The problem is as follows:

NoteProblem

You are given a section of a chessboard consisting of 10 squares. Two white knights and two black knights are placed on it. Your task is to swap the positions of the white and black knights using the fewest possible moves. Try to solve this within one minute.

Four knight problem

Figure 1: Chessboard and positions of the 4 knights. [Credit: Lovro Šubelj]

I was delighted to see this problem reappear as an introductory example in Lovro’s course on machine learning with graphs. It brought back memories, since this problem was one of the the first problems that drew me into graph theory a decade ago, back when I was still in high school. At the same time, I was surprised by how few students in our department knew about it. For me, the problem represents a prime example that demonstrates how graph (or network) representations can make certain problems far easier to approach than representations in Euclidean space. The lack of recognition (in our department) motivated me to write a blog post on the problem, in the hope of introducing more people to it.

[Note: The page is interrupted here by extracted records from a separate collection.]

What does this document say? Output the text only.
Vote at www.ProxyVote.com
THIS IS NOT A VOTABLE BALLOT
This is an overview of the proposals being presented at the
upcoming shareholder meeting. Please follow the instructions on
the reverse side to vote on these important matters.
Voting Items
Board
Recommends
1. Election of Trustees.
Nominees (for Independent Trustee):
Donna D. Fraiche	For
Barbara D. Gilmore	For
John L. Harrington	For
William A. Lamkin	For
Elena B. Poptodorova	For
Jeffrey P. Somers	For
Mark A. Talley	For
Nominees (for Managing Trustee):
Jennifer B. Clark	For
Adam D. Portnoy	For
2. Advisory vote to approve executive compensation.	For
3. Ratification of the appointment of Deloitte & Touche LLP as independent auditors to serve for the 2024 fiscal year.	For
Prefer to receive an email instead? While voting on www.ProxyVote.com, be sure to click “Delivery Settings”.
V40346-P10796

The minimal solution of the problem is, to the best of my knowledge, 40 moves shown in Fig.2 as gif:

Four knight problem solution

Figure 2: The solution with 40 moves.

While the animated solution in Fig.2 looks quite intricate on the chessboard, it looks completely different when you represent the chessboard tiles as a graph with knight moves as edges.

Four knight problem graph representation

Figure 3: Graph representation of the chessboard.

To swap the positions of the black and white knights in the graph [Fig.3(b)], the strategy is clear:

  1. Move the three knights in the vertical branch to the left horizontal branch.
    • White knight on vertex 3 \rightarrow vertex 7 (4 steps)
    • Black knight on vertex 5 \rightarrow vertex 2 (4 steps)
    • Black knight on vertex 9 \rightarrow vertex 4 (4 steps)
  2. Move the white knight in the right branch (vertex 1) to the vertical branch.
    • White knight on vertex 1 \rightarrow vertex 9 (4 steps)
  3. Move the black knights in the left branch back to the vertical branch.
    • Black knight on vertex 4 \rightarrow vertex 5 (3 steps)
    • Black knight on vertex 2 \rightarrow vertex 3 (3 steps)
  4. Move the white knights in the left branch to the right branch.
    • White knight on vertex 7 \rightarrow vertex 1 (4 steps)
  5. Move the black knights in the vertical branch back to the left branch.
    • Black knight on vertex 3 \rightarrow vertex 2 (3 steps)
    • Black knight on vertex 5 \rightarrow vertex 4 (3 steps)
  6. Move the white knight in the right branch to the vertical branch.
    • White knight on vertex 1 \rightarrow vertex 5 (3 steps)
  7. Move the black knights in the left branch to the right and vertical branches.
    • Black knight on vertex 4 \rightarrow vertex 1 or 3 (2 steps)
    • Black knight on vertex 2 \rightarrow vertex 3 or 1 (3 steps)

The total number of steps adds up to 40 steps.

Four knight problem animation

Figure 4: Animation of the 40 moves in both the chessboard and the knight-move graph.

In Fig.4, what appeared to be complicated 40 moves on the chessboard is a series of short walks in a tree.

Why this matters

Many real-world complex systems are spatially irregular: (i) The degrees (or coordination numbers) of their components vary considerably. (ii) Medium- to long-range connections/correlations often play critical roles in shaping their structure and dynamics. The four knights problem possess these two typical aspects of complex systems: not every square has the same degree, and knights moves to third (non-vertical/horizontal) neighbors rather than adjacent ones. Such dynamics are not intuitive in Euclidean space, but once projected onto a graph, their underlying simplicity often emerges.